Just started: The Birchbark House by Louise Erdrich. A couple of chapters in, and I'm in love with the protagonist, Omakayas. Pronounced "Oh-MAH-kay-ahs," Erdrich writes in the acknowledgements at the beginning of the book, "Dear reader, when you speak this name out loud you will be honoring the life of an Ojibwa girl who lived long ago." Erdrich and her sister linked the book to an effort to support indigenous language revitalization by beginning The Birchbark House Fund.
Next on my list: Fatty Legs by Christy Jordan-Fenton and Margaret Pokiak-Fenton, and No Parole Today by Laura Tohe. Both books are set in boarding schools. Lately I've been pondering formalized education's role in simultaneously empowering and oppressing children (for an introduction to the "oppressing" side of things, see this clip from the film Schooling the World and Ken Robinson: How schools kill creativity).
A cool blog: American Indians in Children's Literature by Debbie Reynolds. Reynolds is the leading scholar on American Indians in children's lit and maintains this blog as a way of making her scholarship accessible to teachers, parents, and students. It's been cited in the Handbook of Research on Children's and Young Adult Literature edited by Shelby Anne Wolf, Karen Coats, and Patricia Encisco, published in 2010 and The Oxford Handbook of Children's Literature by Julia L. Mickenberg and Lynne Vallone, published in 2011. I recommend starting with reading her thought-provoking post "Dear Jon Scieszka: I've got a bone to pick with you..."

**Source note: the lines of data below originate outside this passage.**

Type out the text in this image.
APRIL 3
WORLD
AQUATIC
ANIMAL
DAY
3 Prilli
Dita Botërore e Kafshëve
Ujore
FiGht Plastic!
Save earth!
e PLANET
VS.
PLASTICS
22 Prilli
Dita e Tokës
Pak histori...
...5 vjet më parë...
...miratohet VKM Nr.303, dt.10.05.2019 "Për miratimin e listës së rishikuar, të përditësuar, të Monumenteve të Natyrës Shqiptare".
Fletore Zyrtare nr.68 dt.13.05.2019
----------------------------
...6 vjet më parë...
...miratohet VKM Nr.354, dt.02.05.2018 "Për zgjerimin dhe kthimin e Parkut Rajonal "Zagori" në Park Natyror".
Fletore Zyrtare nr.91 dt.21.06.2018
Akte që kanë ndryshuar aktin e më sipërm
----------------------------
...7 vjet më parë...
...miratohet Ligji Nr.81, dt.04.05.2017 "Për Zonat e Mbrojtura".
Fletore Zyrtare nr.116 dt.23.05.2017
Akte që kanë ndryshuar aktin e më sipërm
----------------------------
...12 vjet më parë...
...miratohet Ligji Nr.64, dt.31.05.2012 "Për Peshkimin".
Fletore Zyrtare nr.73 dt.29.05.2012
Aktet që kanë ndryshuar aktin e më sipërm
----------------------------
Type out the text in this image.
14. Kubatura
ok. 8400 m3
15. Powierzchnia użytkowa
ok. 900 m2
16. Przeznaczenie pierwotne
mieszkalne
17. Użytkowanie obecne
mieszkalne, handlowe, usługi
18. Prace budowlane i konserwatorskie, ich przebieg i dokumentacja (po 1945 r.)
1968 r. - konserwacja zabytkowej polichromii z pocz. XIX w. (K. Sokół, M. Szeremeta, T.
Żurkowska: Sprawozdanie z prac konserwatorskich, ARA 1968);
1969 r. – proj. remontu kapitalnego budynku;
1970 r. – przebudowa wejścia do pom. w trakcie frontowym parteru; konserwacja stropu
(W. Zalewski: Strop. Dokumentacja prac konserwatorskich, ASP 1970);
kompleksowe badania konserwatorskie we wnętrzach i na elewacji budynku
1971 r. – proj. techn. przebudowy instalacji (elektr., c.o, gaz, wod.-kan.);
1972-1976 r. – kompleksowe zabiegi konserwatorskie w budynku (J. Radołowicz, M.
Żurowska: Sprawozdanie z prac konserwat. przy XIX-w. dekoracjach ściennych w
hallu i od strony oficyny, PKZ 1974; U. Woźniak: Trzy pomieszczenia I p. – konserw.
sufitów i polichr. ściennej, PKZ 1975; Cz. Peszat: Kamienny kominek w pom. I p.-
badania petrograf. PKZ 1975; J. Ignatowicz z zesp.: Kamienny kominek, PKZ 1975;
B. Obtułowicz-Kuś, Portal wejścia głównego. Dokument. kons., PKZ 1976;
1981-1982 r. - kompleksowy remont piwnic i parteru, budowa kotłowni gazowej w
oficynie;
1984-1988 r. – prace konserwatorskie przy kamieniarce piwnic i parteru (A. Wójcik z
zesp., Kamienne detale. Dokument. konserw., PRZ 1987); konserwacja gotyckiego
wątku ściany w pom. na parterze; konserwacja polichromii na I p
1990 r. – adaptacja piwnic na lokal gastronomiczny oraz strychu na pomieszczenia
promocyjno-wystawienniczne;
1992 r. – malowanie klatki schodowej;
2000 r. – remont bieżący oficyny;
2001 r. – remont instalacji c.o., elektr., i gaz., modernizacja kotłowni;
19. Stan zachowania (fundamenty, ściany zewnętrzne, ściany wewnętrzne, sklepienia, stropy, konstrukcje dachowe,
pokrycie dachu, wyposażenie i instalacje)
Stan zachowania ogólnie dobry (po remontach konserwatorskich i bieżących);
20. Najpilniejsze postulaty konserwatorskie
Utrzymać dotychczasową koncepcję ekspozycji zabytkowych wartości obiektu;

My weekend reading: This article in Indian Country Today titled "Native History: Columbus- Icon and Genocidal Maniac- Lands in New World." Author Christina Rose asks, "...what is it about American culture that resists the truth more than 500 years later? Has it simply become a western tradition to do so?" She also cites and complicates the very articles I linked above.